Dublin: 5 °C Wednesday 2 December, 2020

'The stench of hypocrisy from the whole visit has been rife in Dublin ever since the announcement that the Pope was coming'

Watching Dublin shut down for the arrival of the Pope is incredibly hard to stomach.

The entirety of Dublin is at a standstill. Roads are closed, streets shut down and many people aren’t going to be able to go anywhere. This isn’t the feel-good snow that meant thousands of kids got off school, no instead the Pope is coming to visit even though nobody really asked him to.

I should state from the off that I’ve been an atheist since I was eight years old. I made my First Communion and my Confirmation but only because I had to. My grandparent’s faith is very important to them and had I not gone through these sacraments, it would have upset them.

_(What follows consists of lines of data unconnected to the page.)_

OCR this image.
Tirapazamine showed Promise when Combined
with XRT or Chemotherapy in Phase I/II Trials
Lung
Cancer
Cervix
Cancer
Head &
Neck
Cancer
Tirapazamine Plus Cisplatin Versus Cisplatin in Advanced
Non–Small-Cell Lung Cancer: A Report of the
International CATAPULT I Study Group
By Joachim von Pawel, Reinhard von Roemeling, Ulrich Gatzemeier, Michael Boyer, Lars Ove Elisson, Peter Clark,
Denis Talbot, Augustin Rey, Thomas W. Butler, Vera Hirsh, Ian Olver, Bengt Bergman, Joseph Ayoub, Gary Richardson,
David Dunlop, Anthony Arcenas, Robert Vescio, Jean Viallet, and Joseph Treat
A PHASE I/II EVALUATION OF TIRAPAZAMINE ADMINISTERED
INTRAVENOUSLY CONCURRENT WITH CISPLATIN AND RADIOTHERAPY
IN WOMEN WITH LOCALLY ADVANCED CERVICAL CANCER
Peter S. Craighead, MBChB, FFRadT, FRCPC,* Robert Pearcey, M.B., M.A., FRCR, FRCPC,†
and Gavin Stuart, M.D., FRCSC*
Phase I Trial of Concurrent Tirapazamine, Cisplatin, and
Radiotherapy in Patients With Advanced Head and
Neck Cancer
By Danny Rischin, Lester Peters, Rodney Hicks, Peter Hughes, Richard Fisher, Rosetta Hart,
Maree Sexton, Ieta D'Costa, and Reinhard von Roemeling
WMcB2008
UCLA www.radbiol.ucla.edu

Is it hypocritical? Yes, but given I was eight and twelve, I wasn’t really thinking about the ethical implications of making those sacraments when they meant nothing to me.

I guess that’s what I struggle with facing into this weekend. The stench of hypocrisy from the whole visit has been rife in Dublin ever since the announcement that the Pope was coming.

The feeling that this isn’t a sincere visit, more of a press stunt, like getting Jose Mourinho and Paul Pogba to do a video together for Manchester United’s social media to give off the impression that everything is fine. when in reality they want nothing to do with each other.

Forgive the clunky metaphor but I find it hard to believe that anyone actually wants this visit to happen. How could Leo Varadkar, a gay man really want to host the head of an institution that has viewed him as less his entire life simply because of his sexuality?

How could anyone want the Pope to be here after the countless revelations that have come out? The Magdalene laundries, the Tuam babies, the sexual abuse, the refusal to pay money owed to the victims of that abuse are just some of the vast amounts of abuses that the Catholic Church inflicted on so many of our family members and friends.

Of course, I want any Catholic to be able to see the leader of their church, they should be able to celebrate it. But the State should not be paying for it, not after all the abuse so many of us had to suffer through at the heart of the church. A hashtag won’t fix that.

And yet here we are, facing a complete shutdown of our capital city, forking out €32 million in the midst of the worst housing crisis in living memory, pushing homeless people out of the streets to welcome a man who represents everything we’ve been trying to escape for the last 40 years.

Source: Niall Carson

I could ignore this, lock myself in my apartment and pretend that this isn’t happening but it’s impossible, the hypocrisy is too much. Those same grandparents who would dearly love to go see the Pope cannot as they’re in their late eighties and as such wouldn’t be able for the long walking distances and waiting times required to get into the Phoenix Park.

While I cannot understand their faith in this institution, I still want them to be able to express it. Hosting an event like that in the Phoenix Park with no seating when they know the age demographic of who is likely to attend is farcical. It just adds to the idea that this a publicity stunt by the Vatican pretending like everything is fine when in reality the Catholic Church is in tatters in Ireland. As it should be.

This visit will harm more than it heals. Between the survivors who will be re-traumatised and those who could have availed of that €32 million we have yet again failed our citizens who need us the most.

If you can make it, Stand4Truth will be holding a peaceful protest at the Garden of Remembrance, on Sunday from 3pm to remind the Pope that even if he chooses to forget what his institution has done Ireland, we won’t.